Hamilton, the filmed version of the beloved, massively popular Broadway play, is officially available to stream on Disney+. But while you may be excited to finally get to see the Tony-winning production, you also might be wondering if you are going to be seeing a watered-down version of the play. After all, translating a play to film is a hit-or-miss process and often time, changes can be made that end up hurting the viewing experience. Is that the case here? Here’s how Hamilton, the film, differs from Hamilton, the play.
For the most part, Hamilton is a remarkably faithful adaptation of the stage play. No songs have been cut or added and the choreography is identical to what audience members were seeing on stage every night. It even has the entire original cast, including Miranda as the titular founding father, Christopher Jackson as George Washington, and Daveed Diggs as Lafayette/Thomas Jefferson (in the tradition of musical theater, several actors play two parts). Overall, this is pretty much exactly what you would expect to see if you’d been lucky enough to score a ticket to Hamilton back in 2016.
“No one was ‘turning it on’ for the cameras,” director Thomas Kail told the LA Times. “This is exactly the same performance they were all giving people every single night. It was always that remarkable and it was always that true.”
The major difference? The lack of audience noise. While you can hear the audience cheering after songs and laughing after the occasional one-liner, for the most part, the audience is silent.

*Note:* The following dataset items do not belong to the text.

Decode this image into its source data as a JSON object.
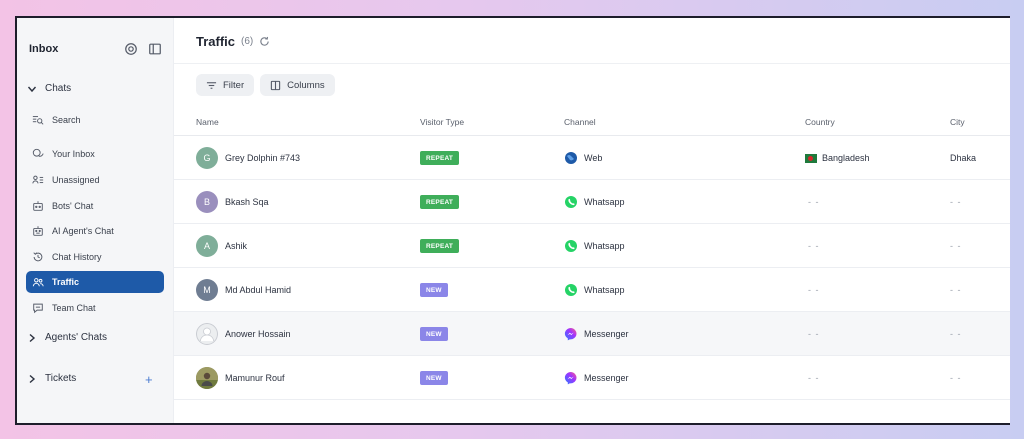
{
  "sidebar": {
    "title": "Inbox",
    "chats_section": "Chats",
    "items": [
      {
        "label": "Search",
        "icon": "search-list-icon"
      },
      {
        "label": "Your Inbox",
        "icon": "chat-bubbles-icon"
      },
      {
        "label": "Unassigned",
        "icon": "person-list-icon"
      },
      {
        "label": "Bots' Chat",
        "icon": "bot-icon"
      },
      {
        "label": "AI Agent's Chat",
        "icon": "ai-bot-icon"
      },
      {
        "label": "Chat History",
        "icon": "history-icon"
      },
      {
        "label": "Traffic",
        "icon": "users-icon",
        "active": true
      },
      {
        "label": "Team Chat",
        "icon": "message-icon"
      }
    ],
    "agents_section": "Agents' Chats",
    "tickets_section": "Tickets"
  },
  "header": {
    "title": "Traffic",
    "count": "(6)"
  },
  "toolbar": {
    "filter_label": "Filter",
    "columns_label": "Columns"
  },
  "table": {
    "columns": [
      "Name",
      "Visitor Type",
      "Channel",
      "Country",
      "City"
    ],
    "rows": [
      {
        "initial": "G",
        "avatar_color": "#7fae99",
        "name": "Grey Dolphin #743",
        "visitor_type": "REPEAT",
        "channel": "Web",
        "channel_icon": "globe-icon",
        "country": "Bangladesh",
        "city": "Dhaka"
      },
      {
        "initial": "B",
        "avatar_color": "#9a8fbd",
        "name": "Bkash Sqa",
        "visitor_type": "REPEAT",
        "channel": "Whatsapp",
        "channel_icon": "whatsapp-icon",
        "country": "- -",
        "city": "- -"
      },
      {
        "initial": "A",
        "avatar_color": "#7fae99",
        "name": "Ashik",
        "visitor_type": "REPEAT",
        "channel": "Whatsapp",
        "channel_icon": "whatsapp-icon",
        "country": "- -",
        "city": "- -"
      },
      {
        "initial": "M",
        "avatar_color": "#6f7d92",
        "name": "Md Abdul Hamid",
        "visitor_type": "NEW",
        "channel": "Whatsapp",
        "channel_icon": "whatsapp-icon",
        "country": "- -",
        "city": "- -"
      },
      {
        "initial": "",
        "avatar_color": "#d7dade",
        "name": "Anower Hossain",
        "visitor_type": "NEW",
        "channel": "Messenger",
        "channel_icon": "messenger-icon",
        "country": "- -",
        "city": "- -"
      },
      {
        "initial": "",
        "avatar_color": "#8a8a5a",
        "name": "Mamunur Rouf",
        "visitor_type": "NEW",
        "channel": "Messenger",
        "channel_icon": "messenger-icon",
        "country": "- -",
        "city": "- -"
      }
    ]
  },
  "colors": {
    "accent": "#1e5aa8",
    "repeat_badge": "#3fae5a",
    "new_badge": "#8b86e8",
    "whatsapp": "#25d366",
    "messenger": "#a050f0",
    "web": "#1e5aa8"
  }
}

It’s a smart choice, as it allows the focus to be put on the actors and songs instead of being distracted by a crowd losing their shit the first time Jonathan Groff appears (though there is still some light cheering).
Of course, managing to take audience noise mostly out of the finished product was no easy feat, as it required two filmings of performances with an audience along with 13 numbers that were recorded via Steadicam with no audience. Thanks to what you have to imagine was a grueling editing process, the end result feels like a cohesive production, rather than several different productions spliced together.
Additionally, watching the production filmed allows you a closer look at the cast, so you can see the look of desire and infatuation on the face of Eliza Schuyler (played by Phillipa Soo) when she meets Hamilton for the first time or the anger boiling in Burr as his political plans unravel when Hamilton endorses Jefferson instead of him. The emotional stakes feel heightened, which mostly makes up for the fact that you aren’t actually in the room where it happened. They also cut out a few (but not all) expletives, which really feels more like a Disney thing.
Overall, the film version of Hamilton succeeds in bringing the story from the stage to the screen without making too many sacrifices or changes. Will it be as thrilling as actually getting to see it performed live? No, but unless you have a time machine to take you back to 2016, this is really your best chance to see Hamilton performed by the original cast. On the plus side, you can just press pause if you want to grab a drink or use the bathroom, rather than having to wait in your seat for 90 minutes.